记得春节后,回来上班的第一天,我闲来无事,便到楼下去转了一转。
彼时严冬将尽,新春未至,又连作了几日狂风,寒意不亚于节前。即便穿了一身厚重的衣物,裹了几大圈严严实实的围巾,我也不由得缩紧身子,双手像两只冬眠的动物,深深地藏在兜里,头都不敢漏。
草仍是枯黄的,死气沉沉。我沿着路边逛游,漫无目的地张望,好比走马观花,没想遥遥发现一处奇景。

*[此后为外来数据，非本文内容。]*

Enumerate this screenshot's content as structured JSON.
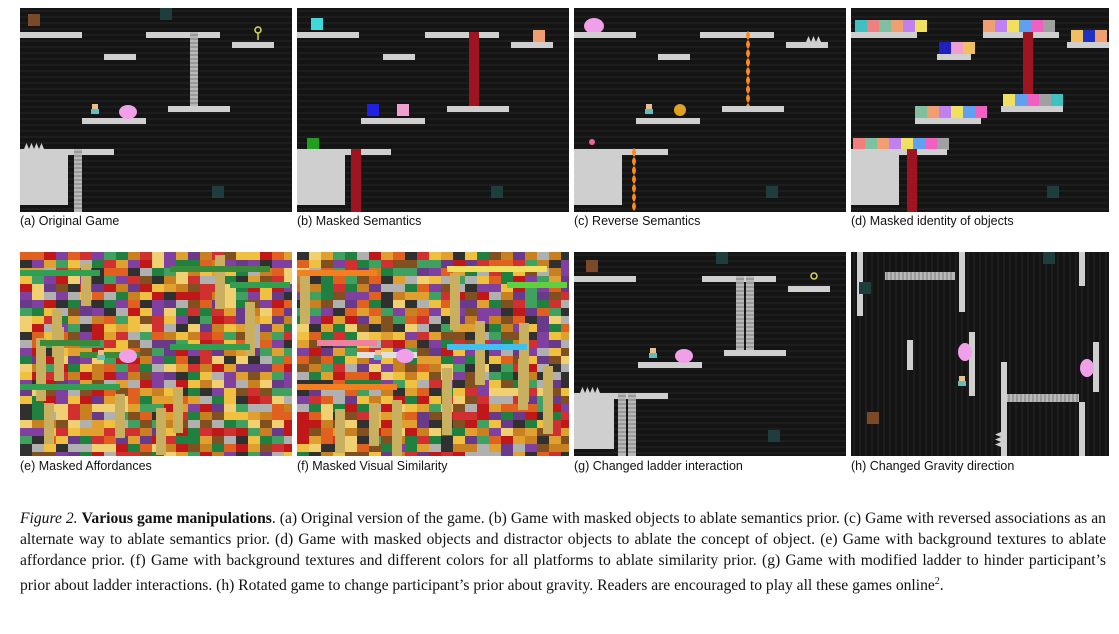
{
  "figure": {
    "panels": [
      {
        "id": "a",
        "label": "(a) Original Game"
      },
      {
        "id": "b",
        "label": "(b) Masked Semantics"
      },
      {
        "id": "c",
        "label": "(c) Reverse Semantics"
      },
      {
        "id": "d",
        "label": "(d) Masked identity of objects"
      },
      {
        "id": "e",
        "label": "(e) Masked Affordances"
      },
      {
        "id": "f",
        "label": "(f) Masked Visual Similarity"
      },
      {
        "id": "g",
        "label": "(g) Changed ladder interaction"
      },
      {
        "id": "h",
        "label": "(h) Changed Gravity direction"
      }
    ],
    "caption": {
      "label": "Figure 2.",
      "title": "Various game manipulations",
      "body": ". (a) Original version of the game. (b) Game with masked objects to ablate semantics prior. (c) Game with reversed associations as an alternate way to ablate semantics prior. (d) Game with masked objects and distractor objects to ablate the concept of object. (e) Game with background textures to ablate affordance prior. (f) Game with background textures and different colors for all platforms to ablate similarity prior. (g) Game with modified ladder to hinder participant’s prior about ladder interactions. (h) Rotated game to change participant’s prior about gravity. Readers are encouraged to play all these games online",
      "footnote": "2",
      "end": "."
    }
  },
  "colors": {
    "background": "#141414",
    "platform": "#cfcfcf",
    "masked_ladder": "#9e1420",
    "enemy": "#f0a0e8",
    "key": "#d8d860"
  }
}
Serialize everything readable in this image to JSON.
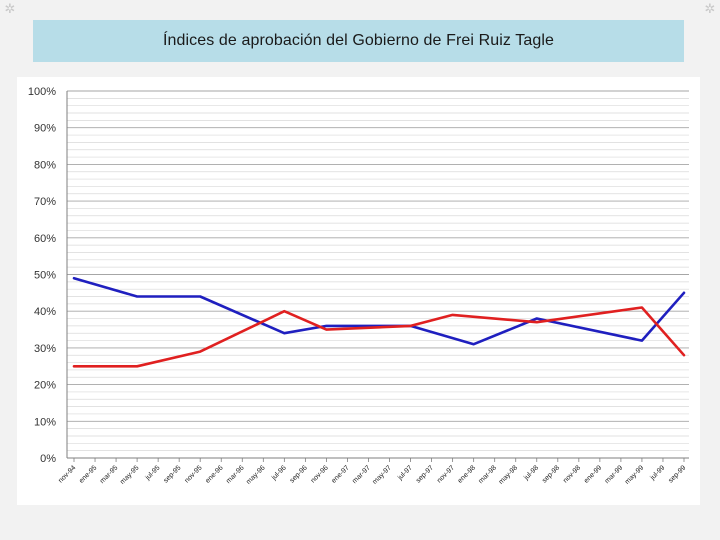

我见到井盖在腾腾地冒着白气,像有什么妖怪,要从地下钻出来了。
我驻足观看,半晌,又继续前进,再是几处井盖,两三个彼此相邻。白气飘飘然地在冷风中扬起,相互交织,如旗帜,像绸缎。
我的记忆被这袅袅白烟给勾起了。我想起小时候的鹅毛大雪,雪能积过我半身,远比现在大得多。
我当时穿着毛衣,毛裤,里三层外三层,像一只臃肿的布偶,走路都有些摇摇晃晃。
那时候的冬天,比现在冷上太多。
时间不住流转,不知不觉间,很多事物都已是截然不同了。